Letter grades have an important function in schools. In each subject, children receive grades as indicators of their progress and to identify areas that need improvement. Letter grades have become so ingrained in our culture that everyone understands "A" means excellent and "F" means failure.
But no child ever comes home from school simply labeled "A", "F" or anything in between. The letter grades indicate levels of progress in a range of subjects.
Which is one reason why the letter grades issued to schools this week are so intellectually dishonest. They simply slap a label on a school without explaining anything. School letter grades take advantage of a common understanding in order to create an impression that can be very misleading.
A second reason why this week's exercise is intellectually dishonest is that the school letter grades tell us nothing that we don't already know. Before Wednesday, schools were rated by a system of stars and labels. The new system assigns grades of “A” through “F” to schools and school districts. There is no other difference in the way that school data is collected or analyzed.
Governor Jindal and his political cohort simply repackaged what we already know about schools in the most negative light possible, then held a press conference to bang the drum for their own idea of reform just weeks before an election.
The news media took the bait, as this article, which occupied most of The Advocate's front page on Thursday, demonstrates.

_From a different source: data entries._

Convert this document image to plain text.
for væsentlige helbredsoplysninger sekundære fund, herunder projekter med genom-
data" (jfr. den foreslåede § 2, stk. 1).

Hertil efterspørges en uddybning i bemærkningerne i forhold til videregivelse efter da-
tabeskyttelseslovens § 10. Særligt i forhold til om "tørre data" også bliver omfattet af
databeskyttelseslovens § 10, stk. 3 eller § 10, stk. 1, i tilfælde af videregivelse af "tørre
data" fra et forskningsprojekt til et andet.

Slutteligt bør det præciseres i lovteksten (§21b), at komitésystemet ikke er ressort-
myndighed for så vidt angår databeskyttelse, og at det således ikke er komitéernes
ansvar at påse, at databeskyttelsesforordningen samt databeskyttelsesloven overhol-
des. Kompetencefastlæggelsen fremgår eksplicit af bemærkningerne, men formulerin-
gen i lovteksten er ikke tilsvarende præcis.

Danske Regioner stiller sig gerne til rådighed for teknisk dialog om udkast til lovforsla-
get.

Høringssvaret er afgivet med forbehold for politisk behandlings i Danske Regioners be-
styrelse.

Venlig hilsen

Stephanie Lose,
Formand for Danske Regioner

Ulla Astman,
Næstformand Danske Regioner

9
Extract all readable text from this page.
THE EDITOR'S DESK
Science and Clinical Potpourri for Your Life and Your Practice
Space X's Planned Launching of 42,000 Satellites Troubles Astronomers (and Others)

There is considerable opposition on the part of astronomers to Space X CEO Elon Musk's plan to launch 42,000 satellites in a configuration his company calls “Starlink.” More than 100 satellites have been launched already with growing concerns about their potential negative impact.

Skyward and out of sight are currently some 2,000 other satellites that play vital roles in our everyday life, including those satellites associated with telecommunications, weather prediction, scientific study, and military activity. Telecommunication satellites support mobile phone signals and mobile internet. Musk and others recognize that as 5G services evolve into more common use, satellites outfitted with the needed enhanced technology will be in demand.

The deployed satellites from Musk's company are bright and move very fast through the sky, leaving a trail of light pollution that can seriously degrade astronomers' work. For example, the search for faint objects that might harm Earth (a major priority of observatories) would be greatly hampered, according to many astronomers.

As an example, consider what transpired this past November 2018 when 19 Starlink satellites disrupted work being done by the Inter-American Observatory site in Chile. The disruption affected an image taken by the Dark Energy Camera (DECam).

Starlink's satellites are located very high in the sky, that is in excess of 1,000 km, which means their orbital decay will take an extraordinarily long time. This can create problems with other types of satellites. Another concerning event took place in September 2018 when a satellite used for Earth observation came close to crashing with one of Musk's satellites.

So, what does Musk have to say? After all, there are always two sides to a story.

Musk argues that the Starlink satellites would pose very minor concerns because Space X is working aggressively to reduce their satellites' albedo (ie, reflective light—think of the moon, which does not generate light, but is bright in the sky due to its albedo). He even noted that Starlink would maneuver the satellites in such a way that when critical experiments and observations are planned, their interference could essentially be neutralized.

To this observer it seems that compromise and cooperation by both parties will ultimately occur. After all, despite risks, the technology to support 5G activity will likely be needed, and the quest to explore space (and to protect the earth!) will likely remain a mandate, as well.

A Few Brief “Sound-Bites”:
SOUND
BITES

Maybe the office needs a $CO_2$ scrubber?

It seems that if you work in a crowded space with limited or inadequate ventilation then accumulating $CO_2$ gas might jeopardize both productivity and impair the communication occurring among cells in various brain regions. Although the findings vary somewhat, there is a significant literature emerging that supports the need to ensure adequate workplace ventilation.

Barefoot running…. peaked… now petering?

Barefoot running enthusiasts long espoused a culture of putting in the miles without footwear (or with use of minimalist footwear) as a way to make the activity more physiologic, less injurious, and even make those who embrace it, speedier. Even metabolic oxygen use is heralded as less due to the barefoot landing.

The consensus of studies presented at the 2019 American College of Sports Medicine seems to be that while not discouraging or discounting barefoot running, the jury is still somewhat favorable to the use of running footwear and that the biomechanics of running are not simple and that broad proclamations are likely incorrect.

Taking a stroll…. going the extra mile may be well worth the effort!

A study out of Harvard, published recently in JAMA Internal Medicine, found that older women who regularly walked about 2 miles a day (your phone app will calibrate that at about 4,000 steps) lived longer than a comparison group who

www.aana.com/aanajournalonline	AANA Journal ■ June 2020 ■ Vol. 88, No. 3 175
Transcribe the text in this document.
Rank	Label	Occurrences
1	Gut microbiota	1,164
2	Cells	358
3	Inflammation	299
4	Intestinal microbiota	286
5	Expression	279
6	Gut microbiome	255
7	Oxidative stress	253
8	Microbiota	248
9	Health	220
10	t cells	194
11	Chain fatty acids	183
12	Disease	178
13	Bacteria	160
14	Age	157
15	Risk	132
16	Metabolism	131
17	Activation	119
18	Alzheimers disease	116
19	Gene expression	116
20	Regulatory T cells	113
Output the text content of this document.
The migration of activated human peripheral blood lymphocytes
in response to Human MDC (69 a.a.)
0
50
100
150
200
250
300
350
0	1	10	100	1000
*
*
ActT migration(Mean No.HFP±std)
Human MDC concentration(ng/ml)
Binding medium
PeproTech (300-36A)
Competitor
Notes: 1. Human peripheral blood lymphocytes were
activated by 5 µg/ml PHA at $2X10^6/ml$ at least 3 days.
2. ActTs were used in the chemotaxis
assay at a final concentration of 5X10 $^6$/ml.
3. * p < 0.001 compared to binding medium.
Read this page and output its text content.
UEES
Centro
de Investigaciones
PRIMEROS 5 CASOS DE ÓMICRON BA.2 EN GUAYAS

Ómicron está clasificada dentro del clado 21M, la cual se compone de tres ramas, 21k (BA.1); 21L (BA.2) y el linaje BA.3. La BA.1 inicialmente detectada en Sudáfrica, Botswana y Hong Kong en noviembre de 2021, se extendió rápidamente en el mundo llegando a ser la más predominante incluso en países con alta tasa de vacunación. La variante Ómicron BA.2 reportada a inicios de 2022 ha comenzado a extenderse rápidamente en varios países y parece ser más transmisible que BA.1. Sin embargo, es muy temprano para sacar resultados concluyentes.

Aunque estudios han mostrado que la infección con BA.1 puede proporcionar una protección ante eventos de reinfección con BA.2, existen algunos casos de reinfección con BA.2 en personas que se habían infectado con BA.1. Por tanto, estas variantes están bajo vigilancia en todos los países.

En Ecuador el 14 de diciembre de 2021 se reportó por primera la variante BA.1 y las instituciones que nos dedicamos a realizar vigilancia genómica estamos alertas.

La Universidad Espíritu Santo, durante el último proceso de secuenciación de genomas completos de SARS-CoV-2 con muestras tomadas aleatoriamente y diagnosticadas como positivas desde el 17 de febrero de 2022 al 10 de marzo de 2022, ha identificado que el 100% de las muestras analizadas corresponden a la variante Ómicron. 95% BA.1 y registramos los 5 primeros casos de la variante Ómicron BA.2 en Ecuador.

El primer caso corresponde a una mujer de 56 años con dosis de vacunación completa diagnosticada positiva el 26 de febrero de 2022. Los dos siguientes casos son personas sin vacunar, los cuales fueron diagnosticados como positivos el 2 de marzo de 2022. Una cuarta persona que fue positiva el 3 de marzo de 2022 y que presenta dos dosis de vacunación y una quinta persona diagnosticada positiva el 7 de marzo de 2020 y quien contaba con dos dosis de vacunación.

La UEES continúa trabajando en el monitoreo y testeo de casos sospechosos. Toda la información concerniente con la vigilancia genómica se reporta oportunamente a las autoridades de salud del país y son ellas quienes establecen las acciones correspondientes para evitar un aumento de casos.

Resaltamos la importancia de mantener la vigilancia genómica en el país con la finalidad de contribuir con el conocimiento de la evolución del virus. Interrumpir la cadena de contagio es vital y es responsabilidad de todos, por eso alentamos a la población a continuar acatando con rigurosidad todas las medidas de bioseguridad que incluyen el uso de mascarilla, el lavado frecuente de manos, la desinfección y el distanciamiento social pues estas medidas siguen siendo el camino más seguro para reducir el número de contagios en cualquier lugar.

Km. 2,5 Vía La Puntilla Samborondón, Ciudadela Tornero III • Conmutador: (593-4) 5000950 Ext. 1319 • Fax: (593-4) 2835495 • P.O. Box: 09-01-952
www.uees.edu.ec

The media frenzy validated the Louisiana Federation of Teachers' concern that "assigning a single letter grade to a school oversimplifies complex issues and trivializes the numerous factors that contribute to the performance of a school."
It should be no surprise, for example, that magnet schools with selective admissions policies earned an "A," and no one should be shocked that alternative schools which take in troubled children for short periods are labeled with an "F."
What is lost in the hoopla over the new labels is the fact that most schools are improving, and that teachers are going to extraordinary lengths to help their students succeed.
These gains are underway even though resources for public education have shrunk dramatically. The main funding source for schools, the Minimum Foundation Program, has been frozen for three years, even as costs to local school boards skyrocketed.
Over $76 million for after school tutorial programs, classroom technology, reading and math initiatives and stipends for nationally certified teachers - the very programs that help students succeed - was cut by Governor Jindal.
The governor called Wednesday's press conference and touted these questionable labels to further his campaign on behalf of his hand-picked candidates for the legislature and Board of Elementary and Secondary Education. Their agenda is clear. They want to abolish teacher tenure, turn more schools over to private operators and seize authority over schools from locally elected school boards.
If the governor and his allies are really concerned with improving education, they will fully fund the Minimum Foundation Program and restore the programs that work to achieve student success.